Adapting PPO Components for LLMs
In a standard PPO setup, you typically have an actor (the policy) and a critic (the value function). In the RLHF context with LLMs, these map as follows:
- Policy Model (Actor): This is the language model we are fine-tuning (πθ). It takes a prompt x as input (state) and generates a sequence of tokens y (action). We usually start with the SFT model's weights and update them during PPO training.
- Reference Model: This is a frozen copy of the initial SFT model (πSFT). Its role is crucial for calculating the KL divergence penalty. Keeping it fixed provides a stable target distribution to regularize against.
- Reward Model: This is the model trained in the previous stage (rϕ). It takes a prompt x and a generated response y and outputs a scalar reward. It is typically kept frozen during the PPO phase.
- Value Model (Critic): This model (Vψ) takes the prompt x as input and estimates the expected discounted future reward starting from that prompt, under the current policy πθ. It helps reduce the variance of policy gradient estimates by calculating advantage values. Often, the value model is initialized from the reward model's weights or the SFT model's weights, potentially with a different output head. Its parameters (ψ) are updated alongside the policy parameters θ during PPO training.
The diagram below illustrates the high-level interaction during a PPO step in RLHF:
Interaction diagram showing the flow during a PPO step in RLHF. Prompts are fed to the policy model to generate responses. These responses are evaluated by the reward model, value model, and reference model to compute rewards, values, and KL divergence penalties, which are then used to calculate advantages and update the policy and value models via the PPO objective.
The PPO Training Loop in RLHF
At a high level, the PPO fine-tuning process involves iteratively performing these steps:
- Rollout: Sample a batch of prompts (x) from a dataset (often the same used for reward modeling or SFT).
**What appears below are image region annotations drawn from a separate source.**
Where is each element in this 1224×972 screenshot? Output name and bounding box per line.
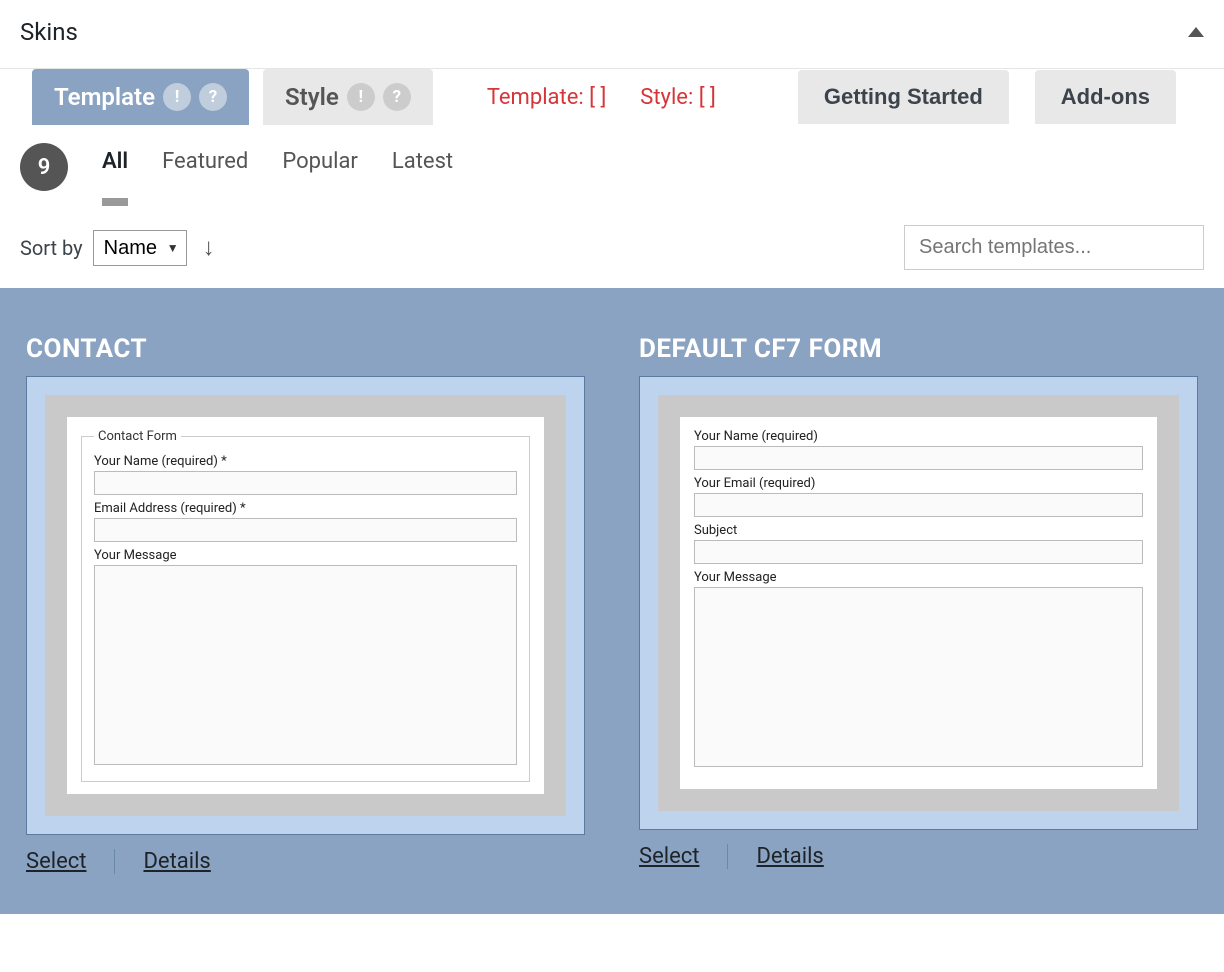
- search-input[interactable]: [904, 225, 1204, 270]
- card-inner: Your Name (required) Your Email (require…: [658, 395, 1179, 811]
- field-label: Your Email (required): [694, 476, 1143, 491]
- card-frame[interactable]: Contact Form Your Name (required) * Emai…: [26, 376, 585, 835]
- count-badge: 9: [20, 143, 68, 191]
- field-input: [94, 518, 517, 542]
- card-actions: Select Details: [26, 849, 585, 874]
- alert-icon[interactable]: !: [163, 83, 191, 111]
- help-icon[interactable]: ?: [383, 83, 411, 111]
- status-template: Template: [ ]: [487, 85, 606, 110]
- sort-direction-icon[interactable]: ↓: [203, 233, 215, 262]
- field-input: [94, 471, 517, 495]
- tabs-row: Template ! ? Style ! ? Template: [ ] Sty…: [0, 69, 1224, 125]
- filter-featured[interactable]: Featured: [162, 149, 248, 186]
- filter-all[interactable]: All: [102, 149, 128, 186]
- field-label: Your Message: [694, 570, 1143, 585]
- select-link[interactable]: Select: [639, 844, 727, 869]
- panel-title: Skins: [20, 18, 78, 46]
- details-link[interactable]: Details: [114, 849, 238, 874]
- tab-template-label: Template: [54, 83, 155, 111]
- tab-style[interactable]: Style ! ?: [263, 69, 433, 125]
- sort-row: Sort by Name ↓: [20, 225, 1204, 270]
- tab-style-label: Style: [285, 83, 339, 111]
- cards-grid: CONTACT Contact Form Your Name (required…: [0, 288, 1224, 874]
- card-actions: Select Details: [639, 844, 1198, 869]
- card-title: CONTACT: [26, 334, 585, 364]
- field-label: Email Address (required) *: [94, 501, 517, 516]
- card-contact: CONTACT Contact Form Your Name (required…: [26, 334, 585, 874]
- details-link[interactable]: Details: [727, 844, 851, 869]
- filter-popular[interactable]: Popular: [282, 149, 358, 186]
- card-frame[interactable]: Your Name (required) Your Email (require…: [639, 376, 1198, 830]
- content-area: 9 All Featured Popular Latest Sort by Na…: [0, 125, 1224, 914]
- field-textarea: [694, 587, 1143, 767]
- status-style: Style: [ ]: [640, 85, 716, 110]
- field-input: [694, 493, 1143, 517]
- card-inner: Contact Form Your Name (required) * Emai…: [45, 395, 566, 816]
- tab-template[interactable]: Template ! ?: [32, 69, 249, 125]
- card-default-cf7: DEFAULT CF7 FORM Your Name (required) Yo…: [639, 334, 1198, 874]
- form-preview: Your Name (required) Your Email (require…: [680, 417, 1157, 789]
- addons-button[interactable]: Add-ons: [1035, 70, 1176, 124]
- panel-header: Skins: [0, 0, 1224, 69]
- field-label: Your Name (required) *: [94, 454, 517, 469]
- alert-icon[interactable]: !: [347, 83, 375, 111]
- collapse-icon[interactable]: [1188, 27, 1204, 37]
- filter-panel: 9 All Featured Popular Latest Sort by Na…: [0, 125, 1224, 288]
- field-textarea: [94, 565, 517, 765]
- field-label: Subject: [694, 523, 1143, 538]
- form-preview: Contact Form Your Name (required) * Emai…: [67, 417, 544, 794]
- sort-select[interactable]: Name: [93, 230, 187, 266]
- sort-label: Sort by: [20, 236, 83, 260]
- select-link[interactable]: Select: [26, 849, 114, 874]
- help-icon[interactable]: ?: [199, 83, 227, 111]
- filter-row: 9 All Featured Popular Latest: [20, 143, 1204, 191]
- getting-started-button[interactable]: Getting Started: [798, 70, 1009, 124]
- field-label: Your Message: [94, 548, 517, 563]
- field-label: Your Name (required): [694, 429, 1143, 444]
- field-input: [694, 446, 1143, 470]
- card-title: DEFAULT CF7 FORM: [639, 334, 1198, 364]
- field-input: [694, 540, 1143, 564]
- form-legend: Contact Form: [94, 429, 181, 444]
- filter-latest[interactable]: Latest: [392, 149, 453, 186]
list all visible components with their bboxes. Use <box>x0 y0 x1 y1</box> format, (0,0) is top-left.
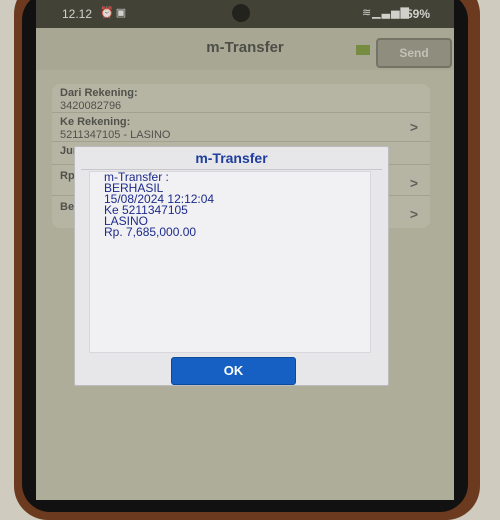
message-lines: m-Transfer : BERHASIL 15/08/2024 12:12:0… <box>90 171 370 239</box>
message-line: Rp. 7,685,000.00 <box>104 225 197 239</box>
ok-button[interactable]: OK <box>171 357 296 385</box>
transfer-result-dialog: m-Transfer m-Transfer : BERHASIL 15/08/2… <box>74 146 389 386</box>
dialog-title: m-Transfer <box>195 150 268 166</box>
device-screen: 12.12 ⏰▣ ≋▁▃▅▇ 59% m-Transfer Send Dari … <box>36 0 454 500</box>
dialog-message: m-Transfer : BERHASIL 15/08/2024 12:12:0… <box>89 171 371 353</box>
For each prompt, generate a response (y) using the current policy πθ. Store the prompt, response, and the token log-probabilities from πθ.
- Evaluation: For each generated prompt-response pair (x,y):
- Calculate the reward r=rϕ(x,y) using the frozen reward model.
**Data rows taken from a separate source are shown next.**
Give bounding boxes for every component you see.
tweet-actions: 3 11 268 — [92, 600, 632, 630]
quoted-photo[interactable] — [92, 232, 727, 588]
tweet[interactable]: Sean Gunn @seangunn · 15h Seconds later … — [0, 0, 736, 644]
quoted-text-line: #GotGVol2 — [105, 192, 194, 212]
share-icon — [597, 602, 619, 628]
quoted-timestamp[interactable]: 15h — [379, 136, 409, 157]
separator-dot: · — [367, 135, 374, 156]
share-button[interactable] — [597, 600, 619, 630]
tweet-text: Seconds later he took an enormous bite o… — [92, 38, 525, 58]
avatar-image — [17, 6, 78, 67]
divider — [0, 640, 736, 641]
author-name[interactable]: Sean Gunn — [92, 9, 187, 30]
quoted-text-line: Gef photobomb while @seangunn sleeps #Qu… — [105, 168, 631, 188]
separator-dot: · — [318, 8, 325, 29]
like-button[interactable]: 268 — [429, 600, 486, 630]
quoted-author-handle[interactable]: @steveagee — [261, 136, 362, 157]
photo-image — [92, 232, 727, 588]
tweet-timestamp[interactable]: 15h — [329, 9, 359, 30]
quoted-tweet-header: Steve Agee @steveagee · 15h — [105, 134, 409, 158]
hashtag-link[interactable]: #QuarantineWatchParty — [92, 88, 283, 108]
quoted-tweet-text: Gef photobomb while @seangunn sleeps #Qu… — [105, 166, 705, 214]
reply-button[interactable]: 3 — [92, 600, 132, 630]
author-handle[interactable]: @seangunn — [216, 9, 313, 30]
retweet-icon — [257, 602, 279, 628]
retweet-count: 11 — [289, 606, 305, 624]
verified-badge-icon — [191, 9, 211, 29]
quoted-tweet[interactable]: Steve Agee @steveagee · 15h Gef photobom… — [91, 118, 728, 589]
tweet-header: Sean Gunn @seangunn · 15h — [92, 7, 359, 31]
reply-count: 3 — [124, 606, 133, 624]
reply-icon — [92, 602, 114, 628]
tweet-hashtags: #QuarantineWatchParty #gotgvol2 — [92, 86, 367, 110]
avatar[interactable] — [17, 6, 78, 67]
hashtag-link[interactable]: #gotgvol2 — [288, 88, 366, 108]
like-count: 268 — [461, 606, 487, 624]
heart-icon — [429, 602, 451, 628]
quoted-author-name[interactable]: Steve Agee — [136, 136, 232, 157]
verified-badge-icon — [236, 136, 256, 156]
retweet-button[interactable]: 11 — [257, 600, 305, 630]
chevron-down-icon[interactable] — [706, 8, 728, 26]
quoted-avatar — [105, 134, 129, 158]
- Calculate the KL divergence penalty term. This usually involves getting the log-probabilities of the generated response y under the frozen reference model πSFT and comparing them to the log-probabilities from πθ obtained during the rollout. The reward used for PPO updates is often adjusted to be r−β×KL.
- Estimate the value Vψ(x) using the current value model.
- Advantage Estimation: Compute the advantage estimates for each token generated in the response. This typically uses Generalized Advantage Estimation (GAE), which combines the rewards and value estimates to provide a less noisy signal for policy updates. We will cover GAE in detail in the section "Calculating Advantages and Returns".
- Optimization: Perform multiple epochs of gradient updates on the collected batch of rollout data:
- Update the parameters θ of the policy model πθ using the PPO clipped surrogate objective function, which uses the calculated advantages and the ratio of token probabilities between the current policy and the policy used for the rollout.
- Update the parameters ψ of the value model Vψ by minimizing the difference between its predictions and the actual observed returns (calculated during advantage estimation).
This cycle repeats, gradually improving the policy πθ to generate responses that better align with the preferences captured by the reward model, while the KL penalty and PPO's clipping mechanism keep the training stable and prevent catastrophic forgetting.
Understanding this adaptation of PPO is fundamental. The subsequent sections will go deeper into implementing the policy and value networks, the specifics of the KL divergence penalty, how advantages are computed, and the practicalities of tuning and troubleshooting the PPO phase for LLM alignment.